Islam’s View of the Bible

The regard and view of the Bible from the standpoint of Islam needs to be understood on several fronts. First, it does not matter how men view the Scriptures, they are the inspired Word of God (II Timothy 3:16-17; I Peter 1:20-21). The Qur’an was written by a man who claimed to be a prophet, just as other religious organizations were born of men who claimed to have received some additional insight from God (Mormons, Jehovah Witnesses, et al.). The generic view/claim of the men who attempt to perpetrate these frauds is that something in the Bible needs to be corrected or altered for their newly emergent system to come into prominence. Of course, God has instructed them of this necessity (as this validates their mission). Their obedience to Scripture is only insofar as it serves their purpose and agrees with what they are proposing. 

Islam is no different in this respect, only so from the assertion that the Bible has many corrupted passages (which coincidentally are those that contradict the teaching or contrived “prophecy” of Muhammad), which in many instances is more evidence that the Qur’an is filled with self-contradictions. This is no clearer than in the efforts of Muslims to deny Biblical credibility while at the same time the Qur’an says that the books of Moses, Psalms, and the Gospels were all revelations from God. 

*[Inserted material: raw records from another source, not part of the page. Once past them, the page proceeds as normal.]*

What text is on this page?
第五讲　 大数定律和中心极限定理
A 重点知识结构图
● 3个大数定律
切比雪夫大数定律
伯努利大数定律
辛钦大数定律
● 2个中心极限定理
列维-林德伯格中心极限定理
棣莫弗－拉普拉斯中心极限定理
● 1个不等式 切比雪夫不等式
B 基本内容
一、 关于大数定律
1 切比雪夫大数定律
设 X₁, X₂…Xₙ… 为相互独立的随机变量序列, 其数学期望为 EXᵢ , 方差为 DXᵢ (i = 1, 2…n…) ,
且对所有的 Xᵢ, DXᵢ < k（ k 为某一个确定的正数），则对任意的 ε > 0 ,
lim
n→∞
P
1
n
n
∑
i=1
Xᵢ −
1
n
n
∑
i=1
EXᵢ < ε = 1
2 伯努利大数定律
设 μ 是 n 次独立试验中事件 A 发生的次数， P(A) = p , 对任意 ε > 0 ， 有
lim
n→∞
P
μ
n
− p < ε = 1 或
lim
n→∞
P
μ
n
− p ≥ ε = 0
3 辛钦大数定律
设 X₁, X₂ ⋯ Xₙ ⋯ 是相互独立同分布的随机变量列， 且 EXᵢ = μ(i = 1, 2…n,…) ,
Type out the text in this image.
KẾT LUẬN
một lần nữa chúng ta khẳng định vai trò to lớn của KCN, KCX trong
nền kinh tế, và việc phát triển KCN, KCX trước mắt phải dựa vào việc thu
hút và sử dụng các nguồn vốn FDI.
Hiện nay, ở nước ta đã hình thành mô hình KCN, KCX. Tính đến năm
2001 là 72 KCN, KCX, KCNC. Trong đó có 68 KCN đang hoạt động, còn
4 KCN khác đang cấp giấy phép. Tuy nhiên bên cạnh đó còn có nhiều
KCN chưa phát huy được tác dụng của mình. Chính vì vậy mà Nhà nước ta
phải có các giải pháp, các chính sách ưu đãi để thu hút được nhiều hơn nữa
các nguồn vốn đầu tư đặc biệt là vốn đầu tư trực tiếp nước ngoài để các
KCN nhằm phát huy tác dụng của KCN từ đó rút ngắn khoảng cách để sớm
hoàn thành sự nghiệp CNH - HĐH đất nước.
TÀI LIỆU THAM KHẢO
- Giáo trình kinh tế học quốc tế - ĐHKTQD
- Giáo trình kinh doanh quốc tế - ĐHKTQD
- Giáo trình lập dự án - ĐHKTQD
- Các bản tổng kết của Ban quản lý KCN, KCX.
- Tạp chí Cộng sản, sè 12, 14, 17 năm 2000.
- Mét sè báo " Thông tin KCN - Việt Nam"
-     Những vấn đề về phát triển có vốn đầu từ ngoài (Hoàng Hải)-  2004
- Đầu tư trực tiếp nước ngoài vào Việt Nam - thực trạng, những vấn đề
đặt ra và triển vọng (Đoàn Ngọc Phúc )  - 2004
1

If Muhammad (a.d. 570-632), while alive, claimed to have received the revelation (the Qur’an) from Allah (which he did claim), it would logically force us to conclude that the Holy Scriptures (already in existence) could not have been subject to corruption at that time. Ask a Muslim when the Bible (which the Qur’an claim is from Allah) became corrupt if, since the Qur’an (which they also claim is from Allah) states that Allah’s words cannot be changed? 

The Word of the Lord is to last forever, as Jesus stated: “the scripture cannot be broken” (John 10:35). The Greek word, luo, for broken here means “to loose, dissolve, sever, break (or) demolish.” This same Greek word is translated broken in Acts 27:41 and used of the breaking up of the ship in which Paul was a passenger. A ship may be broken up (destroyed, dissolved, dissipated) but not the Word of God. 

The works of the devil can be destroyed but not the Scriptures: “To this end was the Son of God manifested, that he might destroy the works of the devil” (I John 3:8b—luo is translated “destroy” in this passage).